Chaker’s wrote a blogpost that neither “qualif[ied] as harassment” nor as defamation. In that writing that caused all of the hullabaloo, he merely stated that former police investigator Leesa Fazal “was forced out of the Las Vegas Metro Police Department.” Chaker lacked the actual malice required to defame a public official, and a further restriction on his speech would be unconstitutional.


Cato—joined by the ACLU, the Marion B. Brechner First Amendment Project, the Electronic Frontier Foundation, and First Amendment Coalition—filed an amicus brief in the case. Whether or not what Chaker said was true, the First Amendment requires that restrictions on political speech, particularly that disparaging public officials, be subjected to the “highest levels of scrutiny.” An attack on a public official is, on its face, political speech. That it comes from a person being supervised by the Justice system should make no difference to the First Amendment—and for good reasons too.


As we noted in our previous write-up of the case, if the lower court’s decision were allowed to stand, it would have led to diabolical speech restrictions:

If the anti-disparagement provision of Chaker’s supervised release becomes widespread, it could easily stifle valuable speech by activists and others. For instance, in his Letter from the Birmingham Jail, Dr. Martin Luther King Jr. remarked that “[w]e are sadly mistaken if we feel that the election of Albert Boutwell as mayor will bring the millennium to Birmingham. While Mr. Boutwell is a much more gentle person than Mr. Connor, they are both segregationists, dedicated to maintenance of the status quo.” Had King been subject to the same conditions as Chaker, he might have been resentenced for some of his most powerful writings. Worse still, he might never have published at all. Imposing vague and broad restraints on speech leaves people like Darren Chaker guessing as to the limit of their rights and as to which leaders are “touchable” by the spoken and written word.

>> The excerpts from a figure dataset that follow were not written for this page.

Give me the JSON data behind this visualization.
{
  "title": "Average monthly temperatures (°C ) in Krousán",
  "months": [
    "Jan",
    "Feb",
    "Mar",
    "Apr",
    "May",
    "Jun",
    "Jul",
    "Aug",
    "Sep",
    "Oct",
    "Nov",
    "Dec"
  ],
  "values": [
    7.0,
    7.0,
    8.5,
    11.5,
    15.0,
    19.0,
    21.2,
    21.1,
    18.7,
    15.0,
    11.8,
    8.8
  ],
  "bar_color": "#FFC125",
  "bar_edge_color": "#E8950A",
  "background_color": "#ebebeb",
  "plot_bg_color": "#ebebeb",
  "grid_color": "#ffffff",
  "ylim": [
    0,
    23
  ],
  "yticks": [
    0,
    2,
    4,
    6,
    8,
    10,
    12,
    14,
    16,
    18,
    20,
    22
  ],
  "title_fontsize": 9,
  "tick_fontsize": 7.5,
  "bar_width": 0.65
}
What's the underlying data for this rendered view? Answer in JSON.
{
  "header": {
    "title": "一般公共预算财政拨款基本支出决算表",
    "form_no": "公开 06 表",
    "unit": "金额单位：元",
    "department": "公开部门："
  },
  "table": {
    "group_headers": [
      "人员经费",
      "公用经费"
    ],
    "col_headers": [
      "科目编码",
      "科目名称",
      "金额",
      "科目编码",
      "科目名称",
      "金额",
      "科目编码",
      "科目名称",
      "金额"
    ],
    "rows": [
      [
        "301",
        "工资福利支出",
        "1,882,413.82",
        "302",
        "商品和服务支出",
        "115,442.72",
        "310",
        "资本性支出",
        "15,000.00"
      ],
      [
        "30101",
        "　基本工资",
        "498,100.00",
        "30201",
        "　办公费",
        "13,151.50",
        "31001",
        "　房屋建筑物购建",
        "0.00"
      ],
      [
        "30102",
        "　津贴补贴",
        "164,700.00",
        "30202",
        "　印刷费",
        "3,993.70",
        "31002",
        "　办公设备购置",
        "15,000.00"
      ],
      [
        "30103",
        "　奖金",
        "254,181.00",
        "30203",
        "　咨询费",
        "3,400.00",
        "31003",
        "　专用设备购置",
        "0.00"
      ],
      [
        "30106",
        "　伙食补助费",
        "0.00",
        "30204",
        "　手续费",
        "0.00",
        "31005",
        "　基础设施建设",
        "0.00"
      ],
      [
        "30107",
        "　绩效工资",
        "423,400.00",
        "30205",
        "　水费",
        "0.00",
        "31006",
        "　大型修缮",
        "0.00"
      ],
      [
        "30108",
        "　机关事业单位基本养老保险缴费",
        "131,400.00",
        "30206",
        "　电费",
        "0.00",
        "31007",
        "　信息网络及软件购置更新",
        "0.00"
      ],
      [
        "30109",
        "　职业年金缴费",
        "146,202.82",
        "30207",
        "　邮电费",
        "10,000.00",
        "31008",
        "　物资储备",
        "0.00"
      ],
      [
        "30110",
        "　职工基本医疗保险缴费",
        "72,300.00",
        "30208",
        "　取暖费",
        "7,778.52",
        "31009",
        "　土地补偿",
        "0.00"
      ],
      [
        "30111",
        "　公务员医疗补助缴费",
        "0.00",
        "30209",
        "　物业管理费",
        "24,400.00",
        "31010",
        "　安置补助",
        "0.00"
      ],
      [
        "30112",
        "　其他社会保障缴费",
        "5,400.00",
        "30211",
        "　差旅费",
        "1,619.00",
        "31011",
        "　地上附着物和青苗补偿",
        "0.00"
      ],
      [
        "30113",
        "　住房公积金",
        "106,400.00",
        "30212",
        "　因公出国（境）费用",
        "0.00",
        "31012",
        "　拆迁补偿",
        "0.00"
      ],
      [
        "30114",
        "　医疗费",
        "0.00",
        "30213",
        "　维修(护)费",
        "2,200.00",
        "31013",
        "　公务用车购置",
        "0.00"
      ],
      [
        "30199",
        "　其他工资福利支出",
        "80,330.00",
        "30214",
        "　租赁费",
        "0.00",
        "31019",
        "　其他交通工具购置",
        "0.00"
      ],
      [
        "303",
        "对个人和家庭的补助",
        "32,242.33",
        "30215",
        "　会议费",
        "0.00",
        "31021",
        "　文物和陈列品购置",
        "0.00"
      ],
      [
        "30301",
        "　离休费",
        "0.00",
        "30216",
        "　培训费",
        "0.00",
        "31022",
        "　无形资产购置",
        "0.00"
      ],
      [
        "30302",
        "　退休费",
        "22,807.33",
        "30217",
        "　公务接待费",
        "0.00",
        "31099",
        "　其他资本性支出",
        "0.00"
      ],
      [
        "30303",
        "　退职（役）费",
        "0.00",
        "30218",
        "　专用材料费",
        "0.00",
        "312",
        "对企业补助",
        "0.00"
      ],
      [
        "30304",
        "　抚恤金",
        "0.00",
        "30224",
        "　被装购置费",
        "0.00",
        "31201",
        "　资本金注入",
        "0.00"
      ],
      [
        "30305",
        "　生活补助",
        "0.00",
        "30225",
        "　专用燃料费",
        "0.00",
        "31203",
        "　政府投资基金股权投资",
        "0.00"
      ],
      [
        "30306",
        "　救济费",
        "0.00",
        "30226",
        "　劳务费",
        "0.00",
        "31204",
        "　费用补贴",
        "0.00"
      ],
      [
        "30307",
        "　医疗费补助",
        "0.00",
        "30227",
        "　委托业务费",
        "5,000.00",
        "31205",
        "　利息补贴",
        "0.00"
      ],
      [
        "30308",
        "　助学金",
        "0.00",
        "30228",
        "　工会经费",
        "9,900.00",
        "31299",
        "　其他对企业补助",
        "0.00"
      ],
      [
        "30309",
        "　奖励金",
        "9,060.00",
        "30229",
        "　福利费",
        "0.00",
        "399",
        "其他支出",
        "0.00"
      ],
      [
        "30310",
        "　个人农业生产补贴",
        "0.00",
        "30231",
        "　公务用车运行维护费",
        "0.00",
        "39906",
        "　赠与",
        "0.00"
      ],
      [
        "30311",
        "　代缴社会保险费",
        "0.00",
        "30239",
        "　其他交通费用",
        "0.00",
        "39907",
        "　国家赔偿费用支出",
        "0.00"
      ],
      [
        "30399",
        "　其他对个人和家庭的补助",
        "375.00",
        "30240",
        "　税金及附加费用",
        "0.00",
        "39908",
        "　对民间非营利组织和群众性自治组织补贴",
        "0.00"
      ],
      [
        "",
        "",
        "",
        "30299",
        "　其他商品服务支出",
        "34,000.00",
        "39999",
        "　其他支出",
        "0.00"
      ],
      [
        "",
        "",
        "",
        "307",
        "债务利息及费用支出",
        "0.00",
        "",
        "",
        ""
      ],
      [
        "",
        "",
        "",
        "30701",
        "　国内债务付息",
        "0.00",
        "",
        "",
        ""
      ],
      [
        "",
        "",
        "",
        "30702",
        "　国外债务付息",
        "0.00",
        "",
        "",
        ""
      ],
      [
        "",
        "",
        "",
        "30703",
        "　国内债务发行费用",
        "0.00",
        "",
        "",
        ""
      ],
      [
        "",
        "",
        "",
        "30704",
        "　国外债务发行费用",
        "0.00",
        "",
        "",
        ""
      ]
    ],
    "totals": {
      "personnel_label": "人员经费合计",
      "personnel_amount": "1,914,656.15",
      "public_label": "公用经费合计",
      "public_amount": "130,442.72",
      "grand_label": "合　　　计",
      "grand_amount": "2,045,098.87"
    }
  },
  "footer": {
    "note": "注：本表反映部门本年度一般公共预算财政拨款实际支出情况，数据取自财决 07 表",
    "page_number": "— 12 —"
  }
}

Chaker notes on his personal blog that he is “only one of 4,708,100 people are on probation or parole.” Millions of individuals’ political speech could have been swept up under the precedent set by the lower court’s outrageous decision.


The decision in Chaker v. United States is thus a victory for First Amendment advocates and political activists everywhere. It protects the rights of even the most downtrodden and implicitly applies the correct defamation standard to political speech aimed at public officials.